Context & Background
- The Las Vegas Review-Journal is Nevada's largest newspaper and has been published since 1909, historically dominating the Southern Nevada media market.
- Newspaper printing arrangements between competitors have been common in the industry for decades as a cost-saving measure, with many newspapers outsourcing printing to rivals during non-peak press times.
- The U.S. newspaper industry has seen over 2,500 newspapers close since 2005, with print circulation declining approximately 8% annually in recent years.
- Many metropolitan areas that previously supported multiple daily newspapers now have only one or none, with Las Vegas being somewhat unusual in maintaining competing print dailies until now.
- The Review-Journal was purchased by the family of casino magnate Sheldon Adelson in 2015, which brought significant financial resources but also raised questions about editorial independence.
What Happens Next
The competing newspaper will need to quickly secure alternative printing arrangements, potentially with printers outside the Las Vegas area, which could increase costs and delay distribution.

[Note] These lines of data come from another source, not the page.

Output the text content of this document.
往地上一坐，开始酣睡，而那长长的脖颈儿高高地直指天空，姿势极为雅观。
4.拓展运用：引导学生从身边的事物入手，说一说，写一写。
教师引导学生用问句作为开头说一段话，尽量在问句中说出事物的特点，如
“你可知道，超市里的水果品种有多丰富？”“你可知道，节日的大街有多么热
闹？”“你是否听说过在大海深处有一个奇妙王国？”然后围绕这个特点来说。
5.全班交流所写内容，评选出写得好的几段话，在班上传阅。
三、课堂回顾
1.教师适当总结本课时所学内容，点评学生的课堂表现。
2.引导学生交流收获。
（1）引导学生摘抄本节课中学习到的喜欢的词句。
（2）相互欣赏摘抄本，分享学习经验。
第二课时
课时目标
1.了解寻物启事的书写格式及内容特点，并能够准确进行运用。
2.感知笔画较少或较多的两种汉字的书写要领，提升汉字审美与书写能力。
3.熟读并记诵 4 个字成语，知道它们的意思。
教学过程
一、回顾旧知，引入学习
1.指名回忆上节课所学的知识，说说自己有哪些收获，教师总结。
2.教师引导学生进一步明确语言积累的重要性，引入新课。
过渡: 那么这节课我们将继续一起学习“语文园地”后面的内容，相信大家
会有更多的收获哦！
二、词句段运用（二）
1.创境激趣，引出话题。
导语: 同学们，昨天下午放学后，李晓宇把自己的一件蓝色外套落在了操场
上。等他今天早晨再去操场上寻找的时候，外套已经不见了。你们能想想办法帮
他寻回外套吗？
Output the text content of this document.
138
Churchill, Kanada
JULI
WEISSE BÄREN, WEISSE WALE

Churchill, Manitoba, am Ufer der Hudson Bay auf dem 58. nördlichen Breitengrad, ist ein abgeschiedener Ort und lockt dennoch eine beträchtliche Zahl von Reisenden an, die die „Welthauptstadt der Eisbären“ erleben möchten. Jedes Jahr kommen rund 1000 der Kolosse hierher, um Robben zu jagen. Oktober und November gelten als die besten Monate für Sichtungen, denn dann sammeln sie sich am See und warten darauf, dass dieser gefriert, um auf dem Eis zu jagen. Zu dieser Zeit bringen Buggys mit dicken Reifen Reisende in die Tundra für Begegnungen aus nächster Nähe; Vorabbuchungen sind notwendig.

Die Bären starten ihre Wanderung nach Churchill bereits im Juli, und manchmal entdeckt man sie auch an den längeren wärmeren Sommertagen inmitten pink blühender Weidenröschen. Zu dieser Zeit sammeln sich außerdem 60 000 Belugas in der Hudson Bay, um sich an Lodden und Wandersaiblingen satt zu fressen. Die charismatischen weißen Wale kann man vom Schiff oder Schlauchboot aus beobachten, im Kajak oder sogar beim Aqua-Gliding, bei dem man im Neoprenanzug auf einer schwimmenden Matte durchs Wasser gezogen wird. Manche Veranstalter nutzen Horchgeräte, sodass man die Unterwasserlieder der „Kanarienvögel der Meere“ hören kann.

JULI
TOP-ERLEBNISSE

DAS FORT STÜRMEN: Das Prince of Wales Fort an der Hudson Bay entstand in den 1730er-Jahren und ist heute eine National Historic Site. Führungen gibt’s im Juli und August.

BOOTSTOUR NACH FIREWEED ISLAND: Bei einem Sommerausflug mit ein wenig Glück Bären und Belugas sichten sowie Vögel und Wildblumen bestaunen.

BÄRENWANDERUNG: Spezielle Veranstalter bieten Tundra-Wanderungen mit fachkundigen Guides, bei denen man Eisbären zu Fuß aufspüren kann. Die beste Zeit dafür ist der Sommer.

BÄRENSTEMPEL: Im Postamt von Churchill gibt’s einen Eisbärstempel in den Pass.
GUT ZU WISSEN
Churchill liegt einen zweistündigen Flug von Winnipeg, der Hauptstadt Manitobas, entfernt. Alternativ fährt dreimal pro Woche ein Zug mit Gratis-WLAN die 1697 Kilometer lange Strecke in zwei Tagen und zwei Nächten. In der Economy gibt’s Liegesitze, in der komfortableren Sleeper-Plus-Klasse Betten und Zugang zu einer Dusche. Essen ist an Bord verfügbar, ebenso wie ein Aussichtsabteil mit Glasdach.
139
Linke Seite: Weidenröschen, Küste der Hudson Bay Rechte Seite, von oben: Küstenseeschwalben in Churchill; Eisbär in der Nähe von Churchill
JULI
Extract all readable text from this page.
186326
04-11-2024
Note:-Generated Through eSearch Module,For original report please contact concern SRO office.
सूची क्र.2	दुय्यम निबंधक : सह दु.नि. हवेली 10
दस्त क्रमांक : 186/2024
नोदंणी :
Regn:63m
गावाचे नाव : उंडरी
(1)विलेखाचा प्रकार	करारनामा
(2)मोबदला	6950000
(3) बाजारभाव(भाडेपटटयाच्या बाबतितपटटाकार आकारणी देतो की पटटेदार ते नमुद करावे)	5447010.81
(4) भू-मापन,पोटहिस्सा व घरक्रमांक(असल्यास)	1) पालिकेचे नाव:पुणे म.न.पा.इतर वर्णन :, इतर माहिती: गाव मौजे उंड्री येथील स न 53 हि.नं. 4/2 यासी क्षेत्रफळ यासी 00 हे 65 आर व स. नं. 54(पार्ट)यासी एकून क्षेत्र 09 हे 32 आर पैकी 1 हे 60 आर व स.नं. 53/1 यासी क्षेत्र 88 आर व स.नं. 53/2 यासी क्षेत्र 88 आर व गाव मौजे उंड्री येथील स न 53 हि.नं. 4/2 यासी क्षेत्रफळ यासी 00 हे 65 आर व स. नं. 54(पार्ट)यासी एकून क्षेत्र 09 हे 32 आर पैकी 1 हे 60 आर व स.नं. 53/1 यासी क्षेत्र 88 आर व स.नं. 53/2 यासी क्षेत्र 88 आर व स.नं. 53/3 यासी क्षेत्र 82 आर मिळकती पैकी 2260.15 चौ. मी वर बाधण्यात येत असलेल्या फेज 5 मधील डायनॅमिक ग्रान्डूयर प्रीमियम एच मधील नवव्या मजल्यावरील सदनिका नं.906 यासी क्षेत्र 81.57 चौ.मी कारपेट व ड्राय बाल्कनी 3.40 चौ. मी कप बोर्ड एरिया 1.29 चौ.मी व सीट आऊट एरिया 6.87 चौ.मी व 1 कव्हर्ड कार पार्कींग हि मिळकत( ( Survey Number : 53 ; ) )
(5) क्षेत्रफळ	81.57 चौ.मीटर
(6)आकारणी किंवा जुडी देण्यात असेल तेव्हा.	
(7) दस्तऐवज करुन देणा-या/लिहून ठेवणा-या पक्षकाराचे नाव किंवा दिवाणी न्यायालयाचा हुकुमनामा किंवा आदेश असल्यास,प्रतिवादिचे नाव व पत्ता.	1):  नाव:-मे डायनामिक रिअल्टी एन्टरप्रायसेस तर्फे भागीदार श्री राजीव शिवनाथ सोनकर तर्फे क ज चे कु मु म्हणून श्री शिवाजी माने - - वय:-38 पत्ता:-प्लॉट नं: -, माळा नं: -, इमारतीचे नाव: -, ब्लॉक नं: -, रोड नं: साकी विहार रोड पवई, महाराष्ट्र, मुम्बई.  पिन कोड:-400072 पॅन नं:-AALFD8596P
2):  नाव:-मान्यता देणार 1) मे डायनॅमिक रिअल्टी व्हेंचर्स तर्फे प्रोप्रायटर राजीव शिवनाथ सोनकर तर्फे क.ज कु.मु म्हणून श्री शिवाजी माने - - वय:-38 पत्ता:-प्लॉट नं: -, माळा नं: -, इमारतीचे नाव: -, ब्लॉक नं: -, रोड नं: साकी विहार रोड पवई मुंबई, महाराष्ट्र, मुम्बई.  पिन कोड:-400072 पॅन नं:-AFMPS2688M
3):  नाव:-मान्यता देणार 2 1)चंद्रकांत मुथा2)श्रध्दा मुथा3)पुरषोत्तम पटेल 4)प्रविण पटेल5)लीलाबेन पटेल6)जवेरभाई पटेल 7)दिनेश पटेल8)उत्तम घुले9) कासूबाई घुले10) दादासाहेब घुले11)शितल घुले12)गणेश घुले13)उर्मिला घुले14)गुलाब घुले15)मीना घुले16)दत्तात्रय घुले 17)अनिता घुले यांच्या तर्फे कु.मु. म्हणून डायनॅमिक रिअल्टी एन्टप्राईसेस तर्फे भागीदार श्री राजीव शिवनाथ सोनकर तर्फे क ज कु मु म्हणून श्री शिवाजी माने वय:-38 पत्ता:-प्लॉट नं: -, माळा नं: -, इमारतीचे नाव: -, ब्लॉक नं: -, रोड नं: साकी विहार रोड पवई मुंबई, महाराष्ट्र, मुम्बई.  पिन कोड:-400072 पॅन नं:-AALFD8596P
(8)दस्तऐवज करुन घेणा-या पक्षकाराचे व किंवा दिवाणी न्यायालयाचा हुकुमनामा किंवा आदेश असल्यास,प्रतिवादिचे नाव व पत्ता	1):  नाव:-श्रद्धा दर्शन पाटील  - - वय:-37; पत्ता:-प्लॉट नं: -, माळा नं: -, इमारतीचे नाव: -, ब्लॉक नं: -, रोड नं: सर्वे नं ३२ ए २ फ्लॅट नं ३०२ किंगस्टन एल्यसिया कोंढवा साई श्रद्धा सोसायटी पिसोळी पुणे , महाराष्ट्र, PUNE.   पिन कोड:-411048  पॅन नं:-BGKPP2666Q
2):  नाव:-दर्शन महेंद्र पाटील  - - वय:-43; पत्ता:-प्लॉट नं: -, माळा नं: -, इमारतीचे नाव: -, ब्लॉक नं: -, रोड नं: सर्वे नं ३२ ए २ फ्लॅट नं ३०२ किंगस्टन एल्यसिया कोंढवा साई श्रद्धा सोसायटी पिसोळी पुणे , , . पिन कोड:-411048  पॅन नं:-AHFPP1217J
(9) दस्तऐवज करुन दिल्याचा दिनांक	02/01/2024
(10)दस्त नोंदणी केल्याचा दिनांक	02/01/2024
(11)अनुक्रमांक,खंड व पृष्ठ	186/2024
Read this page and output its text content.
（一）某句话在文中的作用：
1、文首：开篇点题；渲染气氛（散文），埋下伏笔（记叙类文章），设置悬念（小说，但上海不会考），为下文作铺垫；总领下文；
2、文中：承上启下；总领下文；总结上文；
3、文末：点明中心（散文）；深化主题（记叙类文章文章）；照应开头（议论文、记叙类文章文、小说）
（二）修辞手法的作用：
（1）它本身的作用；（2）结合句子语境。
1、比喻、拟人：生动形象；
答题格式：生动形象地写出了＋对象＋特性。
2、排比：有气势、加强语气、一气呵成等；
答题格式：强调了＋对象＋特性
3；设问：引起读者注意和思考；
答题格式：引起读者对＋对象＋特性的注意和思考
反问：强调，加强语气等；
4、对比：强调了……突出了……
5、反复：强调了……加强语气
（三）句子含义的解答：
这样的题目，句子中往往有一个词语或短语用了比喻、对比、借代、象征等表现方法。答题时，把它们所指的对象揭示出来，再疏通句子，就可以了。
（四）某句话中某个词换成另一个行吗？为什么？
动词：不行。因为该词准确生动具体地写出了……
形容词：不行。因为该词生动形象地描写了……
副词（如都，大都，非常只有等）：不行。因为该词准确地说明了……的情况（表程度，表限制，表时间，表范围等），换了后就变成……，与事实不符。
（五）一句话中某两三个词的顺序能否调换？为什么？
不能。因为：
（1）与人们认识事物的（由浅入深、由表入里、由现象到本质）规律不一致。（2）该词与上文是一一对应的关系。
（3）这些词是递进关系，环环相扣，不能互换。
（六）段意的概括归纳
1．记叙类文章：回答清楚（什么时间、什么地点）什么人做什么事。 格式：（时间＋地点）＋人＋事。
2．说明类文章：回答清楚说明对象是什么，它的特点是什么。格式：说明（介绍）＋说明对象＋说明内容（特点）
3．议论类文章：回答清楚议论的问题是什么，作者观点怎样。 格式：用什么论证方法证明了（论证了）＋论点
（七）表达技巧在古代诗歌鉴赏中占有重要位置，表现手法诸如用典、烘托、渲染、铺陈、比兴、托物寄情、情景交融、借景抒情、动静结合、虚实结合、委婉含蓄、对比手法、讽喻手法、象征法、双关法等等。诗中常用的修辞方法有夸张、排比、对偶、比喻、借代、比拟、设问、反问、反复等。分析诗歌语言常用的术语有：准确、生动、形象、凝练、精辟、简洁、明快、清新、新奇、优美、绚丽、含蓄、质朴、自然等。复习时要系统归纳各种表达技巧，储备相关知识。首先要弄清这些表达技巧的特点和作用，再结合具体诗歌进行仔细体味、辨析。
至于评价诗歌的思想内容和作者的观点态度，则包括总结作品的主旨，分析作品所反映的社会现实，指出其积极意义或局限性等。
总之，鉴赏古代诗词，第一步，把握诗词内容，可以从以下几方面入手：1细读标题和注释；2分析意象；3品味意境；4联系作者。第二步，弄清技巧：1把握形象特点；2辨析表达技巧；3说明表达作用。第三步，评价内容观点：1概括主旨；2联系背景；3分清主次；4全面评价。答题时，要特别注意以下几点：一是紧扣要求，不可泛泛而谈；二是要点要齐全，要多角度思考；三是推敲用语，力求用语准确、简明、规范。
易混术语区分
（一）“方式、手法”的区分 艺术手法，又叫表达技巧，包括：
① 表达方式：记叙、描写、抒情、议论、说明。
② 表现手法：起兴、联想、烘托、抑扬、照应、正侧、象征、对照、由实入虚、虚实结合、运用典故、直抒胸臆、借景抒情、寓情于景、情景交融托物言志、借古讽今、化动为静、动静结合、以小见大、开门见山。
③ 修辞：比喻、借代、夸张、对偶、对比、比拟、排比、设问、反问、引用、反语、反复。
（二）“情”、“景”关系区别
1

We can expect announcements within weeks about the competitor's new printing solution and possible changes to publication schedules or formats. The Review-Journal may face criticism for potentially anti-competitive behavior, though such printing arrangements are typically governed by contracts rather than regulatory requirements. Long-term, this could accelerate consolidation in the Las Vegas media market or push the affected newspaper toward digital-only publication.
Frequently Asked Questions
Newspapers often print for competitors to maximize use of expensive printing presses during off-hours, generating additional revenue. These arrangements typically include contractual safeguards to prevent early access to content and maintain competitive separation between editorial operations.
The newspaper could seek printing services from facilities in neighboring states like Arizona or California, invest in its own printing equipment, partner with commercial printers, or accelerate plans to reduce print frequency or move to digital-only publication. Each option involves significant cost and logistical challenges.
Initially, there may be delivery disruptions or later delivery times as the competing newspaper establishes new printing arrangements. Long-term, if the newspaper cannot find affordable printing alternatives, it may need to reduce print days or raise subscription prices to cover increased production costs.
Yes, this reflects broader industry trends including consolidation of printing facilities, declining print revenues, and newspapers exiting printing contracts to focus on their own operations. Similar printing arrangement terminations have occurred in other markets as newspapers prioritize cost-cutting and digital transformation.
While not inevitable, the loss of affordable local printing could push an already struggling newspaper closer to closure, especially if it cannot secure cost-effective alternatives. Many newspapers have folded after similar disruptions to their production infrastructure, though others have successfully transitioned to new arrangements.